Par contre, ayant analysé la complexité du concept de « contrôle parental » dans le développement socioscolaire de l’élève en l’associant à un ensemble d’activités de supervision exercées par les parents sur l’enfant qui ont des retombées positives sur son comportement scolaire, Brown et Iyengar (2008) ajoutent un bémol au discours véhiculant que le style démocratique serait plus favorable à la réussite scolaire et éducative des élèves. En confrontant le style parental restrictif et contrôlant des familles d’origine chinoise à la réussite scolaire de leurs enfants, les chercheurs suggèrent de ne pas généraliser, ni trop idéaliser les parents démocratiques. Selon les résultats de cette étude, tout comportement adopté par un parent dans le cadre de l’éducation de son enfant doit être compris et analysé dans son contexte socioculturel, car un style parental qui se révèle négatif pour la réussite des enfants occidentaux peut être positif pour ceux d’une autre culture.

Même si les méthodes éducatives diffèrent dans les familles, de son côté, Duru-Bellat & van Zanten (2006) jugent nécessaire que le style éducatif des parents soit concordant à celui des enseignants. Suite aux entrevues réalisées en banlieues françaises, elles constatent que toute analyse du style éducatif des parents ne peut en aucun cas ignorer le style éducatif des enseignants. Les auteures constatent de plus faibles résultats scolaires lorsque le style éducatif familial diffère de celui de l’école. Elles montrent, par exemple, dans leur analyse, qu’indépendamment du style enseignant rencontré à l’école, les enfants proches d’un style éducatif autoritaire, caractérisé par un encouragement parental qui priorise le respect des

normes et des valeurs familiales, manifestent une plus grande autonomie dans leurs travaux scolaires et obtiennent de meilleurs résultats. Selon les auteures, ce style éducatif se rapproche du style « contractualiste » qui recourt à la motivation ou à la séduction comme technique de contrôle pour susciter l’autonomie des élèves. Ce style éducatif pourrait être comparé au style permissif, mais il semble établir une dynamique relationnelle qui laisse la place à la négociation, à l’autorégulation et la motivation interne de l’enfant, deux facteurs favorables à la réussite scolaire (Kellerhals & Montandon, 1991). Dans une recherche réalisée en banlieue parisienne, Duru-Bellat & van Zanten (2006) constatent qu’en contexte de défavorisation, le style éducatif « contractualiste » explique à 80 % la haute estime de soi et la persévérance scolaire des jeunes.

Finalement, qu’il soit autoritaire, démocratique ou « contractualiste », aucun style parental n’est neutre, les pratiques éducatives familiales présentent une dynamique leur permettant d’évoluer dans le temps.
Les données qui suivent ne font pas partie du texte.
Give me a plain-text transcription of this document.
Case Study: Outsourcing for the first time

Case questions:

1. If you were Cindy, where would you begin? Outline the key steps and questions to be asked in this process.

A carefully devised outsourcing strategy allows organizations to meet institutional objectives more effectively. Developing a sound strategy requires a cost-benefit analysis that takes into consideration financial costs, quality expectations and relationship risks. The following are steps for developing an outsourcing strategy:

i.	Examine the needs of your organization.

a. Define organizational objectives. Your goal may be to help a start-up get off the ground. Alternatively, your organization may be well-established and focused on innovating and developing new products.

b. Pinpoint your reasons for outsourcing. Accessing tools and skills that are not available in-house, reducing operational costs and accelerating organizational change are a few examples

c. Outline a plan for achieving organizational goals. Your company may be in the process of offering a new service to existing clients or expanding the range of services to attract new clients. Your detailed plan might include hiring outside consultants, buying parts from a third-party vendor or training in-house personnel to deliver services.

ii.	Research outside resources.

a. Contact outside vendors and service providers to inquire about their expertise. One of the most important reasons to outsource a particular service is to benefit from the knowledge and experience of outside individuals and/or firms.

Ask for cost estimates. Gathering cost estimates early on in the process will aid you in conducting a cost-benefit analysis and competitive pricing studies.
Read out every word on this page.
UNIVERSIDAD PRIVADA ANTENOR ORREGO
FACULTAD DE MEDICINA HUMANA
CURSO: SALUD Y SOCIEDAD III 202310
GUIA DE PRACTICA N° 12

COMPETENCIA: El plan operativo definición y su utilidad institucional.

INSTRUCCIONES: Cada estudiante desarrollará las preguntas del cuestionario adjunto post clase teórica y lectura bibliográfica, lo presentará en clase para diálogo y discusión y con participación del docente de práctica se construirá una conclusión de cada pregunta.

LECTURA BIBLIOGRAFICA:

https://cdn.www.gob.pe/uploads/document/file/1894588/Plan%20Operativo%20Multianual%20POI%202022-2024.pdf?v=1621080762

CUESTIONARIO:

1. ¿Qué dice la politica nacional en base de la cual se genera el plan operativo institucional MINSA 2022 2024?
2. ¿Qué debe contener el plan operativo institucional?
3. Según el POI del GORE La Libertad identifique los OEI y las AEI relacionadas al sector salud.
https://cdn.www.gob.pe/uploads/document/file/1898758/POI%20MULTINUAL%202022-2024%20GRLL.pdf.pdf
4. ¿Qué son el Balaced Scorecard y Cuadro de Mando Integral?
Les pratiques éducatives priorisées dans la famille reflètent ses valeurs personnelles et celles véhiculées dans son milieu social. L’important réside dans toutes les conjonctures qui permettent à la famille de mettre de l’avant un style qui tend à responsabiliser les jeunes et les enfants face à leur métier d’élève et à accroître leur sentiment d’autodétermination.